On the face of it, these officers have got their just deserts. But they are not expected to do any better under the prevailing system. In December last, the PM approved the Civil Servants Rules aimed at bringing efficiency and discipline in the service through internal accountability. As the present exercise shows the new rules have little to do with improving attitudes towards the people. That though is not possible in the absence of an important reform: freeing the bureaucracy from political influence. Officers who refuse to bend to the wishes of a chief minister or his coalition partners can do that at the risk of transfer to some back of the beyond or assigned position incommensurate with his/her professional status and experience. In fact, there have been several instances on the watch of this government wherein senior officers had to face unsavoury pressures and punitive action, too. And in one instance, a coalition partner of the PTI government in Punjab openly demanded that it should be allowed to manage the affairs of its constituencies, which effectively meant control over local administrations. That explains why people approach the Citizens’ Portal. They first try to resolve their problems at the local level, but usually fail due to resistance from influential individuals, which is when they seek help from the PMO’s portal.
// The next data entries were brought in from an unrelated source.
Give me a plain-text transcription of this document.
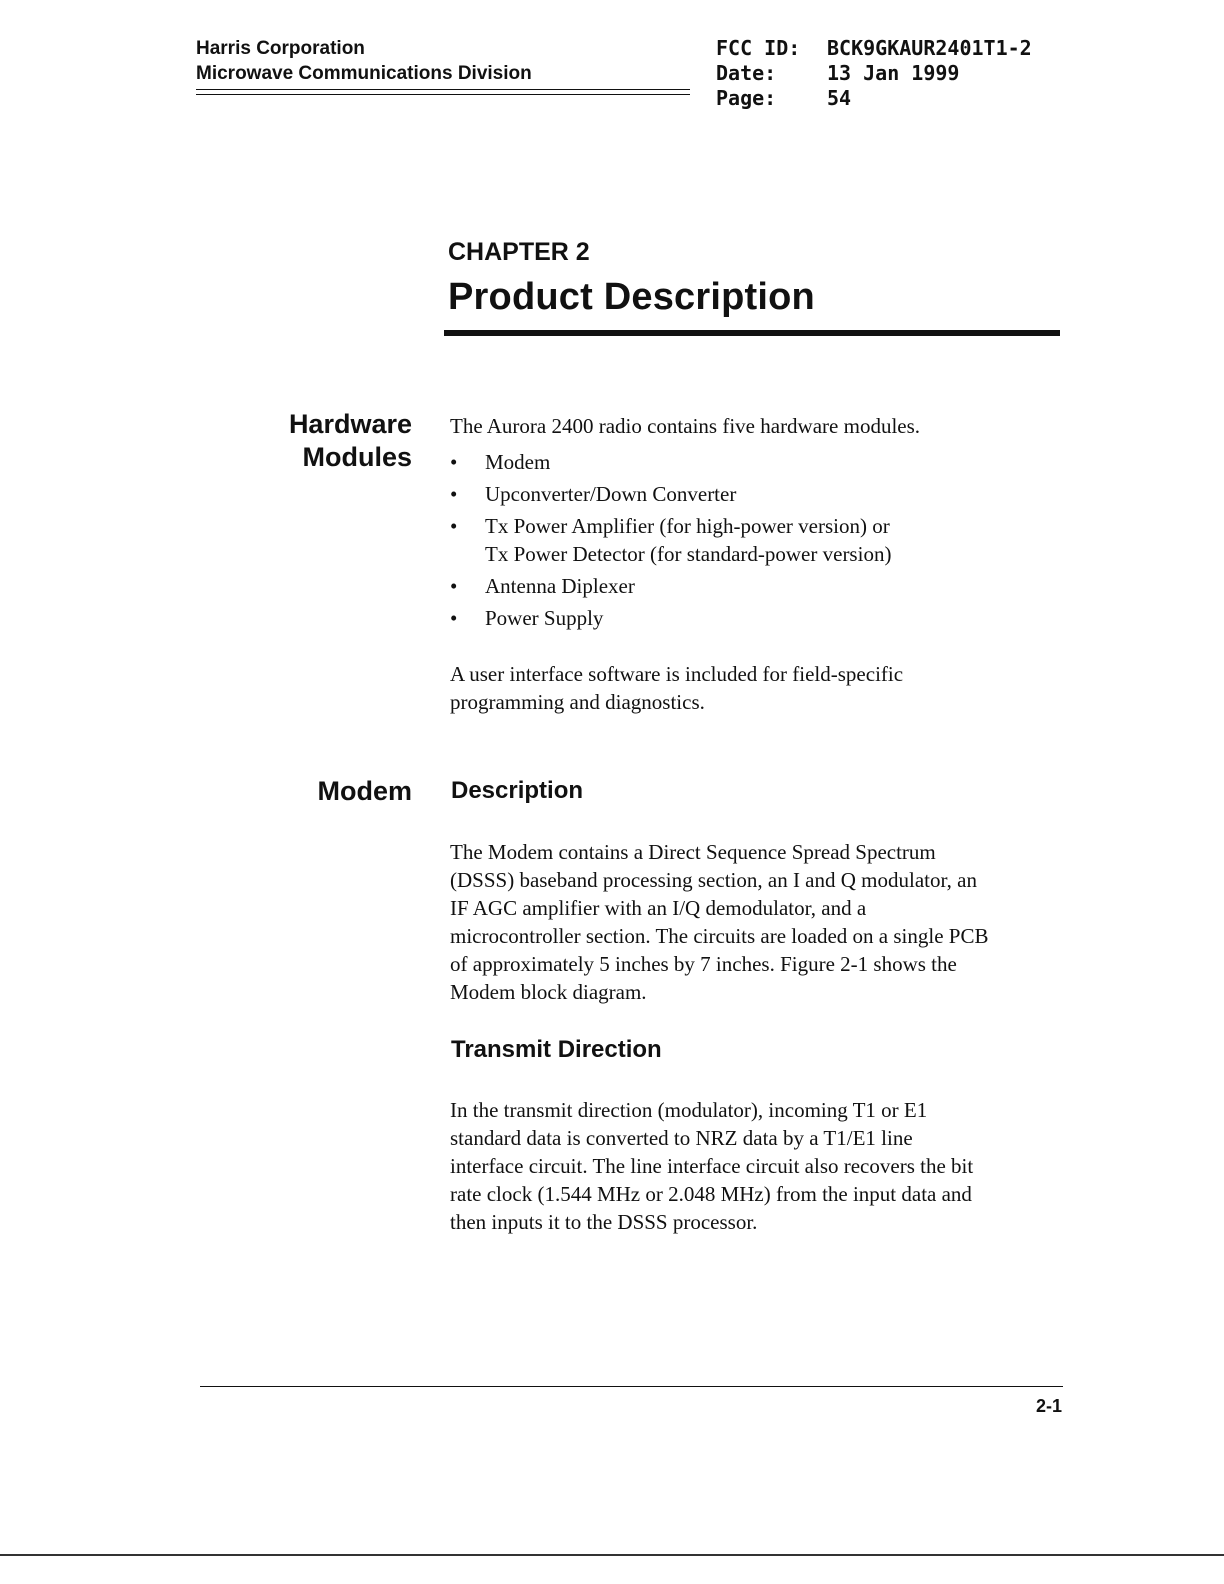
Harris Corporation
Microwave Communications Division
FCC ID:	BCK9GKAUR2401T1-2
Date:	13 Jan 1999
Page:	54
CHAPTER 2
Product Description
Hardware
Modules
The Aurora 2400 radio contains five hardware modules.
• Modem
• Upconverter/Down Converter
• Tx Power Amplifier (for high-power version) or
Tx Power Detector (for standard-power version)
• Antenna Diplexer
• Power Supply
A user interface software is included for field-specific
programming and diagnostics.
Modem Description
The Modem contains a Direct Sequence Spread Spectrum
(DSSS) baseband processing section, an I and Q modulator, an
IF AGC amplifier with an I/Q demodulator, and a
microcontroller section. The circuits are loaded on a single PCB
of approximately 5 inches by 7 inches. Figure 2-1 shows the
Modem block diagram.
Transmit Direction
In the transmit direction (modulator), incoming T1 or E1
standard data is converted to NRZ data by a T1/E1 line
interface circuit. The line interface circuit also recovers the bit
rate clock (1.544 MHz or 2.048 MHz) from the input data and
then inputs it to the DSSS processor.
2-1
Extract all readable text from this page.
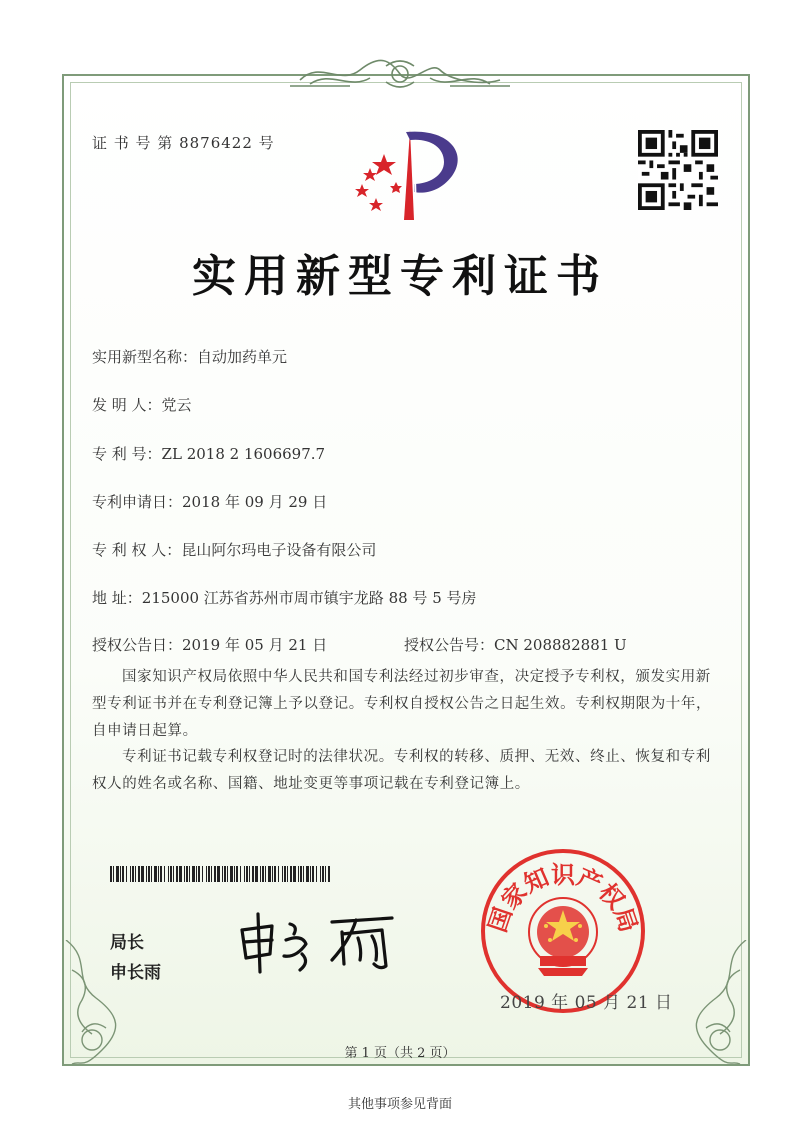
证 书 号 第 8876422 号
实用新型专利证书
实用新型名称：自动加药单元
发 明 人：党云
专 利 号：ZL 2018 2 1606697.7
专利申请日：2018 年 09 月 29 日
专 利 权 人：昆山阿尔玛电子设备有限公司
地 址：215000 江苏省苏州市周市镇宇龙路 88 号 5 号房
授权公告日：2019 年 05 月 21 日	授权公告号：CN 208882881 U
国家知识产权局依照中华人民共和国专利法经过初步审查，决定授予专利权，颁发实用新型专利证书并在专利登记簿上予以登记。专利权自授权公告之日起生效。专利权期限为十年，自申请日起算。
专利证书记载专利权登记时的法律状况。专利权的转移、质押、无效、终止、恢复和专利权人的姓名或名称、国籍、地址变更等事项记载在专利登记簿上。
局长
申长雨
国家知识产权局
2019 年 05 月 21 日
第 1 页（共 2 页）
其他事项参见背面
Bureaucracy in its present form being a legacy of colonial rule, some of its members may want to keep a distance from ordinary people and behave arrogantly towards them. That also suits the power elites. Things will change for the better only when governments in the provinces as well as government at the centre change their own attitude towards governance. Instead of appointing senior civil servants to important positions for the loyalty reason they ought to reward and respect professional efficiency. For that to happen bureaucracy must be depoliticized, so the officers know they have to serve the people rather than their political bosses, their allies and other hangers-on. The system of patronage has to go if the intention of the reform effort is delivery of service to the people on the basis of need in a fair and transparent manner.